This remarkable beach scene counts among Simon de Vlieger’s largest and most compositionally complex treatments of this theme. De Vlieger appears to have first treated the subject around 1633 in paintings such as one that is today in the National Maritime Museum, London, but the majority of his beach scenes date to the 1640s. As here, de Vlieger’s beach scenes tend to be composed with a watch tower above dunes, figures selling fish at the high tide mark and various small watercraft beached on the undulating shore.
The beach at Scheveningen, in particular, proved a popular site for de Vlieger as well as his contemporaries Jan van Goyen and Salomon van Ruysdael, the latter of whom only began to depict such subjects late in life. In addition to the present painting, the small beachside village features in the afore-mentioned painting of 1633 as well as one dating to circa 1645 in the Nederlands Scheepvaartmuseum, Amsterdam. As with the example in Amsterdam, the site here is readily identifiable by the tower of the town’s Oude Kerk, which rises above the dunes in the distance.

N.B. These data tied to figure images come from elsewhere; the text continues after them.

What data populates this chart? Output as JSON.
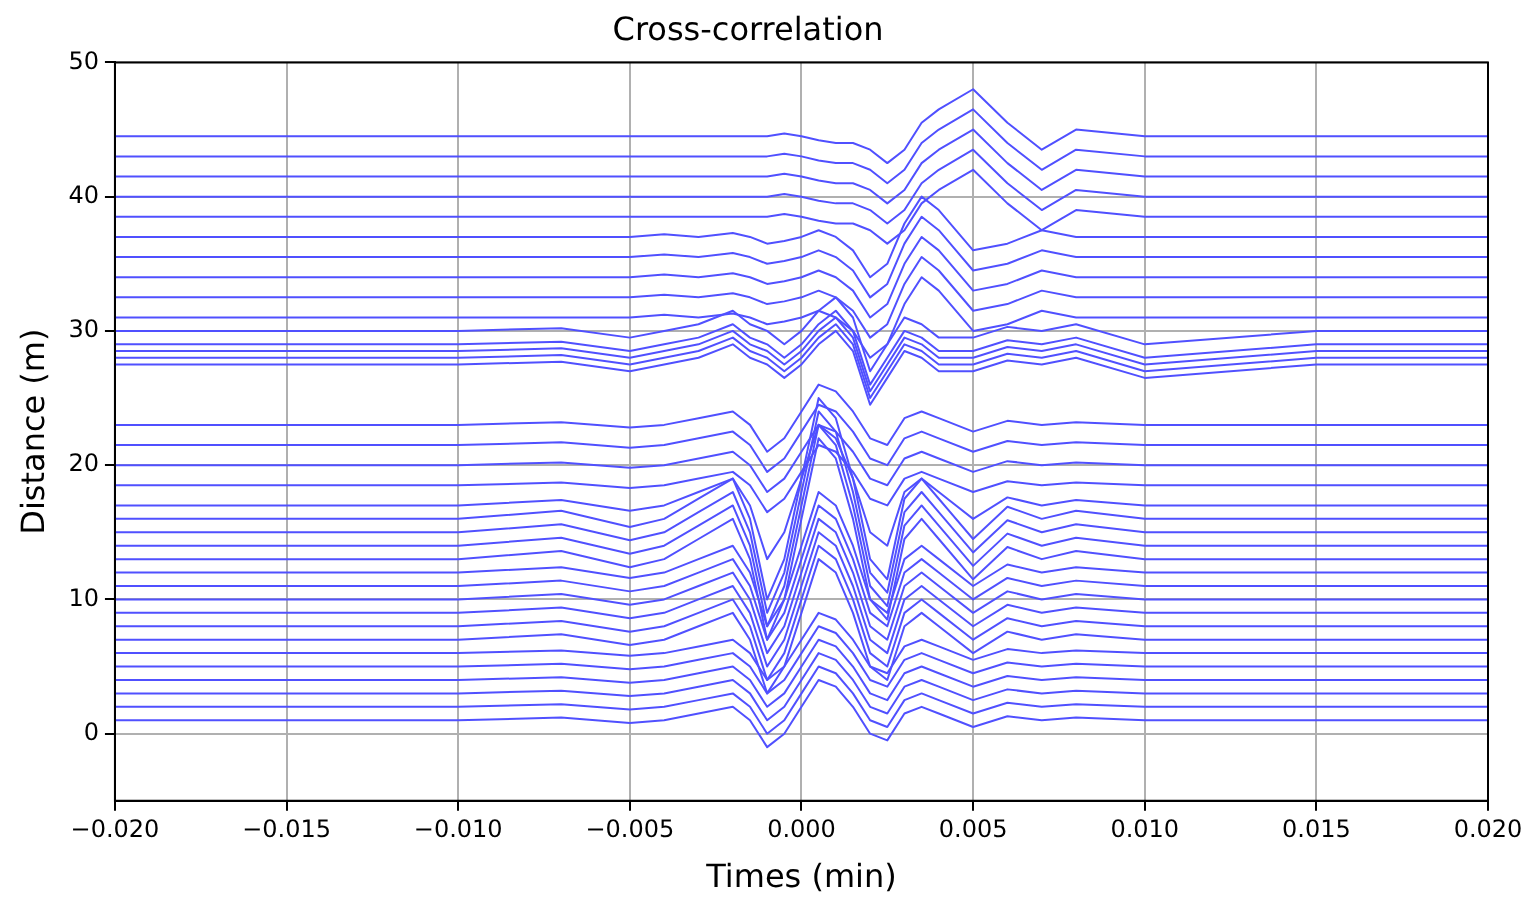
{
  "chart_data": {
    "type": "line",
    "title": "Cross-correlation",
    "xlabel": "Times (min)",
    "ylabel": "Distance (m)",
    "color": "#5050ff",
    "grid": true,
    "legend": false,
    "marker": "none",
    "line_style": "solid",
    "xlim": [
      -0.02,
      0.02
    ],
    "xticks": [
      {
        "value": -0.02,
        "label": "−0.020"
      },
      {
        "value": -0.015,
        "label": "−0.015"
      },
      {
        "value": -0.01,
        "label": "−0.010"
      },
      {
        "value": -0.005,
        "label": "−0.005"
      },
      {
        "value": 0,
        "label": "0.000"
      },
      {
        "value": 0.005,
        "label": "0.005"
      },
      {
        "value": 0.01,
        "label": "0.010"
      },
      {
        "value": 0.015,
        "label": "0.015"
      },
      {
        "value": 0.02,
        "label": "0.020"
      }
    ],
    "ylim": [
      -5,
      50
    ],
    "yticks": [
      0,
      10,
      20,
      30,
      40,
      50
    ],
    "x": [
      -0.02,
      -0.015,
      -0.01,
      -0.007,
      -0.005,
      -0.004,
      -0.003,
      -0.002,
      -0.0015,
      -0.001,
      -0.0005,
      0,
      0.0005,
      0.001,
      0.0015,
      0.002,
      0.0025,
      0.003,
      0.0035,
      0.004,
      0.005,
      0.006,
      0.007,
      0.008,
      0.01,
      0.015,
      0.02
    ],
    "series": [
      {
        "values": [
          1,
          1,
          1,
          1.2,
          0.8,
          1,
          1.5,
          2,
          1,
          -1,
          0,
          2,
          4,
          3.5,
          2,
          0,
          -0.5,
          1.5,
          2,
          1.5,
          0.5,
          1.3,
          1,
          1.2,
          1,
          1,
          1
        ]
      },
      {
        "values": [
          2,
          2,
          2,
          2.2,
          1.8,
          2,
          2.5,
          3,
          2,
          0,
          1,
          3,
          5,
          4.5,
          3,
          1,
          0.5,
          2.5,
          3,
          2.5,
          1.5,
          2.3,
          2,
          2.2,
          2,
          2,
          2
        ]
      },
      {
        "values": [
          3,
          3,
          3,
          3.2,
          2.8,
          3,
          3.5,
          4,
          3,
          1,
          2,
          4,
          6,
          5.5,
          4,
          2,
          1.5,
          3.5,
          4,
          3.5,
          2.5,
          3.3,
          3,
          3.2,
          3,
          3,
          3
        ]
      },
      {
        "values": [
          4,
          4,
          4,
          4.2,
          3.8,
          4,
          4.5,
          5,
          4,
          2,
          3,
          5,
          7,
          6.5,
          5,
          3,
          2.5,
          4.5,
          5,
          4.5,
          3.5,
          4.3,
          4,
          4.2,
          4,
          4,
          4
        ]
      },
      {
        "values": [
          5,
          5,
          5,
          5.2,
          4.8,
          5,
          5.5,
          6,
          5,
          3,
          4,
          6,
          8,
          7.5,
          6,
          4,
          3.5,
          5.5,
          6,
          5.5,
          4.5,
          5.3,
          5,
          5.2,
          5,
          5,
          5
        ]
      },
      {
        "values": [
          6,
          6,
          6,
          6.2,
          5.8,
          6,
          6.5,
          7,
          6,
          4,
          5,
          7,
          9,
          8.5,
          7,
          5,
          4.5,
          6.5,
          7,
          6.5,
          5.5,
          6.3,
          6,
          6.2,
          6,
          6,
          6
        ]
      },
      {
        "values": [
          7,
          7,
          7,
          7.4,
          6.6,
          7,
          8,
          9,
          7,
          3,
          5,
          9,
          13,
          12,
          9,
          5,
          4,
          8,
          9,
          8,
          6,
          7.6,
          7,
          7.4,
          7,
          7,
          7
        ]
      },
      {
        "values": [
          8,
          8,
          8,
          8.4,
          7.6,
          8,
          9,
          10,
          8,
          4,
          6,
          10,
          14,
          13,
          10,
          6,
          5,
          9,
          10,
          9,
          7,
          8.6,
          8,
          8.4,
          8,
          8,
          8
        ]
      },
      {
        "values": [
          9,
          9,
          9,
          9.4,
          8.6,
          9,
          10,
          11,
          9,
          5,
          7,
          11,
          15,
          14,
          11,
          7,
          6,
          10,
          11,
          10,
          8,
          9.6,
          9,
          9.4,
          9,
          9,
          9
        ]
      },
      {
        "values": [
          10,
          10,
          10,
          10.4,
          9.6,
          10,
          11,
          12,
          10,
          6,
          8,
          12,
          16,
          15,
          12,
          8,
          7,
          11,
          12,
          11,
          9,
          10.6,
          10,
          10.4,
          10,
          10,
          10
        ]
      },
      {
        "values": [
          11,
          11,
          11,
          11.4,
          10.6,
          11,
          12,
          13,
          11,
          7,
          9,
          13,
          17,
          16,
          13,
          9,
          8,
          12,
          13,
          12,
          10,
          11.6,
          11,
          11.4,
          11,
          11,
          11
        ]
      },
      {
        "values": [
          12,
          12,
          12,
          12.4,
          11.6,
          12,
          13,
          14,
          12,
          8,
          10,
          14,
          18,
          17,
          14,
          10,
          9,
          13,
          14,
          13,
          11,
          12.6,
          12,
          12.4,
          12,
          12,
          12
        ]
      },
      {
        "values": [
          13,
          13,
          13,
          13.6,
          12.4,
          13,
          14.5,
          16,
          13,
          7,
          10,
          16,
          22,
          20.5,
          16,
          10,
          8.5,
          14.5,
          16,
          14.5,
          11.5,
          13.9,
          13,
          13.6,
          13,
          13,
          13
        ]
      },
      {
        "values": [
          14,
          14,
          14,
          14.6,
          13.4,
          14,
          15.5,
          17,
          14,
          8,
          11,
          17,
          23,
          21.5,
          17,
          11,
          9.5,
          15.5,
          17,
          15.5,
          12.5,
          14.9,
          14,
          14.6,
          14,
          14,
          14
        ]
      },
      {
        "values": [
          15,
          15,
          15,
          15.6,
          14.4,
          15,
          16.5,
          18,
          15,
          9,
          12,
          18,
          24,
          22.5,
          18,
          12,
          10.5,
          16.5,
          18,
          16.5,
          13.5,
          15.9,
          15,
          15.6,
          15,
          15,
          15
        ]
      },
      {
        "values": [
          16,
          16,
          16,
          16.6,
          15.4,
          16,
          17.5,
          19,
          16,
          10,
          13,
          19,
          25,
          23.5,
          19,
          13,
          11.5,
          17.5,
          19,
          17.5,
          14.5,
          16.9,
          16,
          16.6,
          16,
          16,
          16
        ]
      },
      {
        "values": [
          17,
          17,
          17,
          17.4,
          16.6,
          17,
          18,
          19,
          17,
          13,
          15,
          19,
          23,
          22,
          19,
          15,
          14,
          18,
          19,
          18,
          16,
          17.6,
          17,
          17.4,
          17,
          17,
          17
        ]
      },
      {
        "values": [
          18.5,
          18.5,
          18.5,
          18.7,
          18.3,
          18.5,
          19,
          19.5,
          18.5,
          16.5,
          17.5,
          19.5,
          21.5,
          21,
          19.5,
          17.5,
          17,
          19,
          19.5,
          19,
          18,
          18.8,
          18.5,
          18.7,
          18.5,
          18.5,
          18.5
        ]
      },
      {
        "values": [
          20,
          20,
          20,
          20.2,
          19.8,
          20,
          20.5,
          21,
          20,
          18,
          19,
          21,
          23,
          22.5,
          21,
          19,
          18.5,
          20.5,
          21,
          20.5,
          19.5,
          20.3,
          20,
          20.2,
          20,
          20,
          20
        ]
      },
      {
        "values": [
          21.5,
          21.5,
          21.5,
          21.7,
          21.3,
          21.5,
          22,
          22.5,
          21.5,
          19.5,
          20.5,
          22.5,
          24.5,
          24,
          22.5,
          20.5,
          20,
          22,
          22.5,
          22,
          21,
          21.8,
          21.5,
          21.7,
          21.5,
          21.5,
          21.5
        ]
      },
      {
        "values": [
          23,
          23,
          23,
          23.2,
          22.8,
          23,
          23.5,
          24,
          23,
          21,
          22,
          24,
          26,
          25.5,
          24,
          22,
          21.5,
          23.5,
          24,
          23.5,
          22.5,
          23.3,
          23,
          23.2,
          23,
          23,
          23
        ]
      },
      {
        "values": [
          27.5,
          27.5,
          27.5,
          27.7,
          27,
          27.5,
          28,
          29,
          28,
          27.5,
          26.5,
          27.5,
          29,
          30,
          28.5,
          24.5,
          26.5,
          28.5,
          28,
          27,
          27,
          27.8,
          27.5,
          28,
          26.5,
          27.5,
          27.5
        ]
      },
      {
        "values": [
          28,
          28,
          28,
          28.2,
          27.5,
          28,
          28.5,
          29.5,
          28.5,
          28,
          27,
          28,
          29.5,
          30.5,
          29,
          25,
          27,
          29,
          28.5,
          27.5,
          27.5,
          28.3,
          28,
          28.5,
          27,
          28,
          28
        ]
      },
      {
        "values": [
          28.5,
          28.5,
          28.5,
          28.7,
          28,
          28.5,
          29,
          30,
          29,
          28.5,
          27.5,
          28.5,
          30,
          31,
          29.5,
          25.5,
          27.5,
          29.5,
          29,
          28,
          28,
          28.8,
          28.5,
          29,
          27.5,
          28.5,
          28.5
        ]
      },
      {
        "values": [
          29,
          29,
          29,
          29.2,
          28.5,
          29,
          29.5,
          30.5,
          29.5,
          29,
          28,
          29,
          30.5,
          31.5,
          30,
          26,
          28,
          30,
          29.5,
          28.5,
          28.5,
          29.3,
          29,
          29.5,
          28,
          29,
          29
        ]
      },
      {
        "values": [
          30,
          30,
          30,
          30.2,
          29.5,
          30,
          30.5,
          31.5,
          30.5,
          30,
          29,
          30,
          31.5,
          32.5,
          31,
          27,
          29,
          31,
          30.5,
          29.5,
          29.5,
          30.3,
          30,
          30.5,
          29,
          30,
          30
        ]
      },
      {
        "values": [
          31,
          31,
          31,
          31,
          31,
          31.2,
          31,
          31.3,
          31,
          30.5,
          30.7,
          31,
          31.5,
          31,
          30,
          28,
          29,
          32,
          34,
          33,
          30,
          30.5,
          31.5,
          31,
          31,
          31,
          31
        ]
      },
      {
        "values": [
          32.5,
          32.5,
          32.5,
          32.5,
          32.5,
          32.7,
          32.5,
          32.8,
          32.5,
          32,
          32.2,
          32.5,
          33,
          32.5,
          31.5,
          29.5,
          30.5,
          33.5,
          35.5,
          34.5,
          31.5,
          32,
          33,
          32.5,
          32.5,
          32.5,
          32.5
        ]
      },
      {
        "values": [
          34,
          34,
          34,
          34,
          34,
          34.2,
          34,
          34.3,
          34,
          33.5,
          33.7,
          34,
          34.5,
          34,
          33,
          31,
          32,
          35,
          37,
          36,
          33,
          33.5,
          34.5,
          34,
          34,
          34,
          34
        ]
      },
      {
        "values": [
          35.5,
          35.5,
          35.5,
          35.5,
          35.5,
          35.7,
          35.5,
          35.8,
          35.5,
          35,
          35.2,
          35.5,
          36,
          35.5,
          34.5,
          32.5,
          33.5,
          36.5,
          38.5,
          37.5,
          34.5,
          35,
          36,
          35.5,
          35.5,
          35.5,
          35.5
        ]
      },
      {
        "values": [
          37,
          37,
          37,
          37,
          37,
          37.2,
          37,
          37.3,
          37,
          36.5,
          36.7,
          37,
          37.5,
          37,
          36,
          34,
          35,
          38,
          40,
          39,
          36,
          36.5,
          37.5,
          37,
          37,
          37,
          37
        ]
      },
      {
        "values": [
          38.5,
          38.5,
          38.5,
          38.5,
          38.5,
          38.5,
          38.5,
          38.5,
          38.5,
          38.5,
          38.7,
          38.5,
          38.2,
          38,
          38,
          37.5,
          36.5,
          37.5,
          39.5,
          40.5,
          42,
          39.5,
          37.5,
          39,
          38.5,
          38.5,
          38.5
        ]
      },
      {
        "values": [
          40,
          40,
          40,
          40,
          40,
          40,
          40,
          40,
          40,
          40,
          40.2,
          40,
          39.7,
          39.5,
          39.5,
          39,
          38,
          39,
          41,
          42,
          43.5,
          41,
          39,
          40.5,
          40,
          40,
          40
        ]
      },
      {
        "values": [
          41.5,
          41.5,
          41.5,
          41.5,
          41.5,
          41.5,
          41.5,
          41.5,
          41.5,
          41.5,
          41.7,
          41.5,
          41.2,
          41,
          41,
          40.5,
          39.5,
          40.5,
          42.5,
          43.5,
          45,
          42.5,
          40.5,
          42,
          41.5,
          41.5,
          41.5
        ]
      },
      {
        "values": [
          43,
          43,
          43,
          43,
          43,
          43,
          43,
          43,
          43,
          43,
          43.2,
          43,
          42.7,
          42.5,
          42.5,
          42,
          41,
          42,
          44,
          45,
          46.5,
          44,
          42,
          43.5,
          43,
          43,
          43
        ]
      },
      {
        "values": [
          44.5,
          44.5,
          44.5,
          44.5,
          44.5,
          44.5,
          44.5,
          44.5,
          44.5,
          44.5,
          44.7,
          44.5,
          44.2,
          44,
          44,
          43.5,
          42.5,
          43.5,
          45.5,
          46.5,
          48,
          45.5,
          43.5,
          45,
          44.5,
          44.5,
          44.5
        ]
      }
    ]
  }
}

This painting is first documented in the collection of the connoisseur Baron (and later Count) Friedrich Moritz von Brabeck, who initially pursued a career in the Church but, following his marriage in 1788, devoted himself almost exclusively to his artistic interests, putting together a large picture gallery. He transformed the inherited Söder Castle (fig. 1), located between Hildesheim and the Harz mountains, into a prestigious palace complex with the intention of exhibiting his collection and opening it for study purposes. The collection was comprised of circa 400 pictures, and an inventory upon his death in 1814 lists works by some of the most prestigious artists in the collection – Raphael, Leonardo da Vinci, Titian, Rubens, Canaletto and Dürer. During the count’s life, the castle became a gathering point for famous and distinguished people and an artistic and intellectual center in the region around Hildesheim. After he passed away, his daughter inherited her father’s possessions in Hildesheim. With the death of her son, the only heir, Count Andreas zu Stolberg sold Söder Castle as well as von Brabeck’s collection of paintings in 1859.

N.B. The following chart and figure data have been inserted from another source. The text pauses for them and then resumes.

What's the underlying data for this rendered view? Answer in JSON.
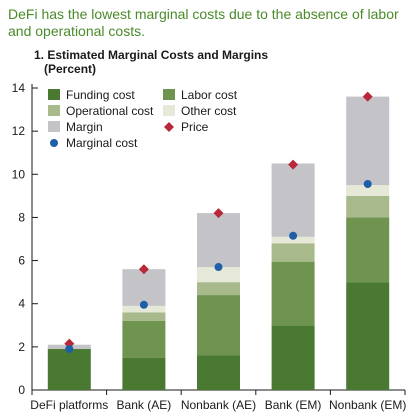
{
  "headline": "DeFi has the lowest marginal costs due to the absence of labor and operational costs.",
  "chart_data": {
    "type": "bar",
    "stacked": true,
    "title_line1": "1. Estimated Marginal Costs and Margins",
    "title_line2": "(Percent)",
    "categories": [
      "DeFi platforms",
      "Bank (AE)",
      "Nonbank (AE)",
      "Bank (EM)",
      "Nonbank (EM)"
    ],
    "ylim": [
      0,
      14
    ],
    "yticks": [
      0,
      2,
      4,
      6,
      8,
      10,
      12,
      14
    ],
    "series": [
      {
        "name": "Funding cost",
        "color": "#4a7a32",
        "values": [
          1.9,
          1.5,
          1.6,
          3.0,
          5.0
        ]
      },
      {
        "name": "Labor cost",
        "color": "#6e9450",
        "values": [
          0.0,
          1.7,
          2.8,
          2.95,
          3.0
        ]
      },
      {
        "name": "Operational cost",
        "color": "#a8ba8c",
        "values": [
          0.0,
          0.4,
          0.6,
          0.85,
          1.0
        ]
      },
      {
        "name": "Other cost",
        "color": "#e6e8d8",
        "values": [
          0.0,
          0.3,
          0.7,
          0.3,
          0.5
        ]
      },
      {
        "name": "Margin",
        "color": "#c3c3c8",
        "values": [
          0.2,
          1.7,
          2.5,
          3.4,
          4.1
        ]
      }
    ],
    "markers": [
      {
        "name": "Price",
        "color": "#b8283a",
        "shape": "diamond",
        "values": [
          2.15,
          5.6,
          8.2,
          10.45,
          13.6
        ]
      },
      {
        "name": "Marginal cost",
        "color": "#1f5fa8",
        "shape": "circle",
        "values": [
          1.9,
          3.95,
          5.7,
          7.15,
          9.55
        ]
      }
    ],
    "legend": [
      {
        "label": "Funding cost",
        "kind": "rect",
        "color": "#4a7a32"
      },
      {
        "label": "Labor cost",
        "kind": "rect",
        "color": "#6e9450"
      },
      {
        "label": "Operational cost",
        "kind": "rect",
        "color": "#a8ba8c"
      },
      {
        "label": "Other cost",
        "kind": "rect",
        "color": "#e6e8d8"
      },
      {
        "label": "Margin",
        "kind": "rect",
        "color": "#c3c3c8"
      },
      {
        "label": "Price",
        "kind": "diamond",
        "color": "#b8283a"
      },
      {
        "label": "Marginal cost",
        "kind": "circle",
        "color": "#1f5fa8"
      }
    ]
  }
}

The present view is almost assuredly the work listed under no. 2 as ‘Die Ansicht von Scheveningen in Holland by David Teniers’ in the catalogue of 1814. The attribution to Teniers remained unchanged when the catalogue was reprinted by Count Stolberg in 1859, when the former Brabeck collection was on view in the museum in Hannover days before the auction (loc. cit.). This early attribution is an indication of the esteem in which the painting was held by its owner, for Teniers would have been among the most desirable Dutch and Flemish painters for German collectors in the period.
A number of Dutch and Flemish paintings from the Brabeck collection are today in the world's leading public collections. Among the highlights are Jacob van Ruisdael’s Waterfall in a rocky landscape with a bridge and a half-timbered house of the late 1660s (National Gallery, London) and Aert de Gelder’s acclaimed Self-portrait with model (The artist as Zeuxis) (Städel Museum, Frankfurt am Main).
The attribution of this painting was endorsed by Dr. Jan Kelch, former director of the Gemäldegalerie, Staatliche Museen zu Berlin, at the time of the 2009 sale.